OMG woman, get a blog already! ;)

I can understand where the comments about the Civil war come into play. It definitely does have that overtone to it. I think that he does his best to counter that by having a mulit-racial cast. No it's not perfect, but you'd be hard pressed to find better that didn't feel like tokenism in some way.

As to one of my favorite scenes in the entire series, the shepherds hair. I think the message is that his hair and image were very slick 99.9% of the time, and they had never see his hair loose like that, much less in an (Aaaaawwweesome) doo like that. It would have startled me too if I walked around the corner to someone who's appearance was that different from what the normally looked like.

I just wanted to throw out that I was a little bit troubled by your use of the term "effeminate" to describe Simon's shortcomings. While he is certainly a pampered rich character unaccustomed to violence, poverty, and dirt, the word "effeminate" means, according to Websters: having feminine qualities untypical of a man; not manly in appearance or manner. To use the term to describe a man's weakness (whether of stomach, street smarts, or whatever) is to agree with the patriarchal notion that women are the "weaker" sex, and any person displaying traditionally feminine qualities is thus necessarily displaying qualities which are less desirable than their "male" counterparts. Just thought it was a weird word choice, given the focus of your blog; feminism isn't about valuing traditionally masculine qualities (physical strength, rational thinking, etc.) when they're displayed by women, it's about celebrating both the "male" and the "female" in balance, without ridiculing or devaluing "feminine" qualities such as softness and sensitivity.

I don't disagree. I do think, however, that the Simon character is intended to be read as "effeminate," particularly as compared to Mal and Jayne, who are hyper-masculine.

First of all, it is to my great relief that this is a quiet space for thoughtful discussion rather than invectives. Thank you to the moderator for providing such a blog.

I happen to be Asian American. The lack of an Asian presence in Firefly and Serenity does not prevent me from enjoying the show and the film. Granted, I'm not Chinese or Chinese American, so I can't speak with any authority for or against the use of the Chinese language in Firefly.

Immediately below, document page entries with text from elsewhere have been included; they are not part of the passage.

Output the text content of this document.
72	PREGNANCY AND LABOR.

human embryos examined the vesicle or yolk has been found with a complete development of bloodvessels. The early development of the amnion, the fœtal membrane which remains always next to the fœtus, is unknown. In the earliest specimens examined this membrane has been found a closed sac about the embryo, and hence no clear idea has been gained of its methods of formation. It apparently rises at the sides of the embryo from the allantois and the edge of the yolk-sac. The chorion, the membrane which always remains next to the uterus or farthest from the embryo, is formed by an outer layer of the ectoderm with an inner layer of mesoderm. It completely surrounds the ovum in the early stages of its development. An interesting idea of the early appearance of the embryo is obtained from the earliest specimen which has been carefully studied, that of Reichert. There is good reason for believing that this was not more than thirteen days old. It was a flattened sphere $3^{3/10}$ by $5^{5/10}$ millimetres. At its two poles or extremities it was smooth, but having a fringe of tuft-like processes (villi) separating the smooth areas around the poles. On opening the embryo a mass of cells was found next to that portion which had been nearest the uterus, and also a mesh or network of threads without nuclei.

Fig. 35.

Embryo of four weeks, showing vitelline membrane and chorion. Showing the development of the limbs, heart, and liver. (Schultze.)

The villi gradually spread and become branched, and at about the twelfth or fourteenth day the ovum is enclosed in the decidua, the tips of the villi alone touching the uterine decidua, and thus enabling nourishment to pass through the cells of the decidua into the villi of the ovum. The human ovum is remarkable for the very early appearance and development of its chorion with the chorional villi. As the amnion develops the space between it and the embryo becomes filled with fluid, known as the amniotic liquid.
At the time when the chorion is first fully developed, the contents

But, as far as I know, on the internet there are a bunch of white people condemning Firefly and Serenity for not having enough Asians, so I think it's time for another voice to weigh in.

I love Firefly and Serenity: the story is compelling, the visuals breathtaking, the characters unforgettable. That the lead and supporting actors are all black or white, that's not surprising but nor is it necessarily bad: maybe the Asian Americans or Asians who auditioned for lead or supporting roles gave a different performance than Whedon had in mind. Then it becomes, not an issue of race, but an issue of the needs of the production.

And addressing the issue of why the bulk of the Asian or Asian American are only seen dancing at the party in "Shindig", maybe it's because a lot of the Chinese people in Firefly are economically stable. And Firefly doesn't focus on the well-off, but the struggling--who, except for the one prostitute in "Heart of Gold", are black and white. So it's a matter of emphasis on which socioeconomic class that determines which racial group gets the most screen time, if that makes sense, rather than inherent racial bias against Asians.

But--if my theory is off and Whedon does have a racial bias against casting Asians, then it is certainly not new, an unfortunate and persistent fact. And if Whedon does have that bias, then I'm just happy to see Asians cast at all in this series.

Finally, I give credit to Whedon in another way: there is no use of yellowface or the dreaded ultra-thick eyeliner to make white actors look more 'Asian', or at least it wasn't obvious. Simon and Inara looked quite natural.

So yes, this is an apology for Whedon---from an Asian American.

@ smalldogbites, thank you so much for adding your comments!